通常の人工肩関節(主に変形性関節症や関節リウマチの治療に使用する)は、上腕骨側にボール状の骨頭があり、肩甲骨側が受け皿のような形状をしていることによって肩を動かせるわけですが、リバース型人工肩関節はその形状を逆にした人工肩関節です。つまり肩甲骨側に骨頭をつくり、上腕骨側に受け皿をつくるのです。

このリバース型人工肩関節は日本国内でも2014年春から臨床導入されたものですので、国内ではまだ長期的な結果が出ているものではありません。臨床導入で先行する諸外国では、ほとんどリハビリをしなくても肩関節を動かせるようになりやすいということが利点だと言われています。その反面、ひねる動作が改善せず背中に手が届かない、脱臼しやすい、骨と人工関節の間に血がたまりやすく化膿しやすいといった問題点もあるようです。感染症の発生リスクに関しても、現在のところ通常の手術に対して比較的高いことが報告されています。

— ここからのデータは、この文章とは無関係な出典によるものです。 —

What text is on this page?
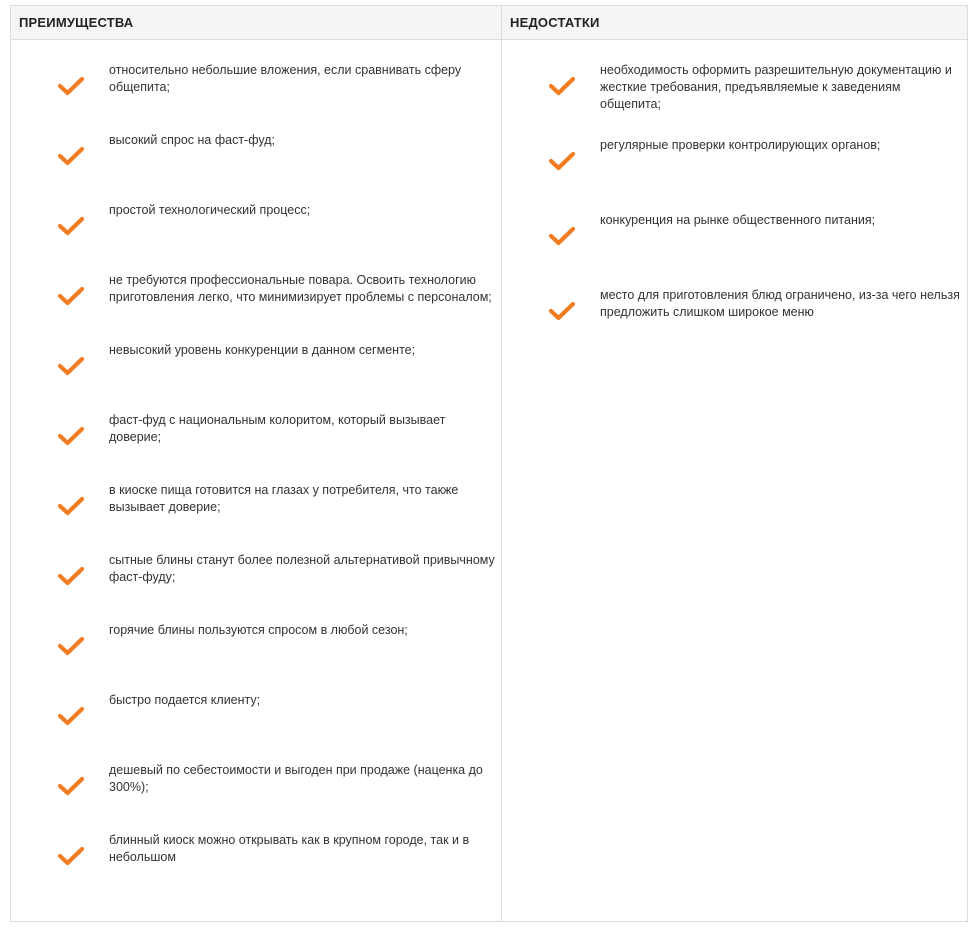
ПРЕИМУЩЕСТВА
относительно небольшие вложения, если сравнивать сферу общепита;
высокий спрос на фаст-фуд;
простой технологический процесс;
не требуются профессиональные повара. Освоить технологию приготовления легко, что минимизирует проблемы с персоналом;
невысокий уровень конкуренции в данном сегменте;
фаст-фуд с национальным колоритом, который вызывает доверие;
в киоске пища готовится на глазах у потребителя, что также вызывает доверие;
сытные блины станут более полезной альтернативой привычному фаст-фуду;
горячие блины пользуются спросом в любой сезон;
быстро подается клиенту;
дешевый по себестоимости и выгоден при продаже (наценка до 300%);
блинный киоск можно открывать как в крупном городе, так и в небольшом
НЕДОСТАТКИ
необходимость оформить разрешительную документацию и жесткие требования, предъявляемые к заведениям общепита;
регулярные проверки контролирующих органов;
конкуренция на рынке общественного питания;
место для приготовления блюд ограничено, из-за чего нельзя предложить слишком широкое меню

いずれにせよ、その人に合った治療法を見つけることが大切です。かかりつけの医療機関とご相談のうえ年齢や症状に適したものを検討されるとよいでしょう。人工肩骨頭・人工肩関節の手術のメリットは、痛みが大幅に改善されることです。手術をされた患者さんの約9割が「痛みが一気になくなった」と喜ばれます。ただ、筋肉は使わないとどんどんやせてくるものなので、腱板が切れた状態で放置していると霜降り肉のようにサシ(脂肪)が入り、縫合手術がむずかしくなります。早めの受診をおすすめします。

手術後の注意点を教えてください。

人工のものが体内に入るということは当然、その部分には血流がなく、細菌が繁殖しやすくなります。手術中も細菌がつかないよう最大限の注意を払いますが、手術後も肩にキズを作らないなどの注意が必要です。また虫歯を作らない、できたらすぐ治療する、指先のケガや陥入ツメを放置しないなど、血行性の感染を防ぐことも大切です。そしてきちんと治るまでは、脱臼や再断裂に気をつけてください。

肘を曲げられる程度の荷物はよいですが、肘が伸びきるほどの重いものを片手で持たないようにしましょう。また転倒にも気をつけてください。高齢者にはないことでしょうが、ラグビーやアメフトなど、転ぶ確率の高いスポーツは、金属製の人工関節の近くで複雑骨折する恐れがあります。野球、バドミントンもおすすめしません。しかし「ゴルフとテニス、卓球はご自由に」と患者さんにはお話しています。テニスは肩を激しく使うサーブ以外、楽しんでください。水泳も800メートル程度なら大丈夫です。

肘を後ろにひく、肩の伸展(腕を後ろに伸ばす動作)なども避けたい動作ですが、半年ほど気をつければ、あとは日常生活を普通に送ることがリハビリになります。

肩に痛みを抱える方々にメッセージをお願いします。

整形外科の治療はまさに日進月歩。どんどん進んでいます。現在はいい薬とリハビリが開発され、必ずしも手術をするとは限りません。内視鏡の日帰り手術もあります。病院を怖がる患者さんがいますが、どうぞ安心してください。小さな痛みの裏に重大な病気が隠れている場合もありますが、早期に発見すれば簡易な治療ですむのです。症状を感じたら自己判断せずに、ぜひ整形外科医にご相談ください。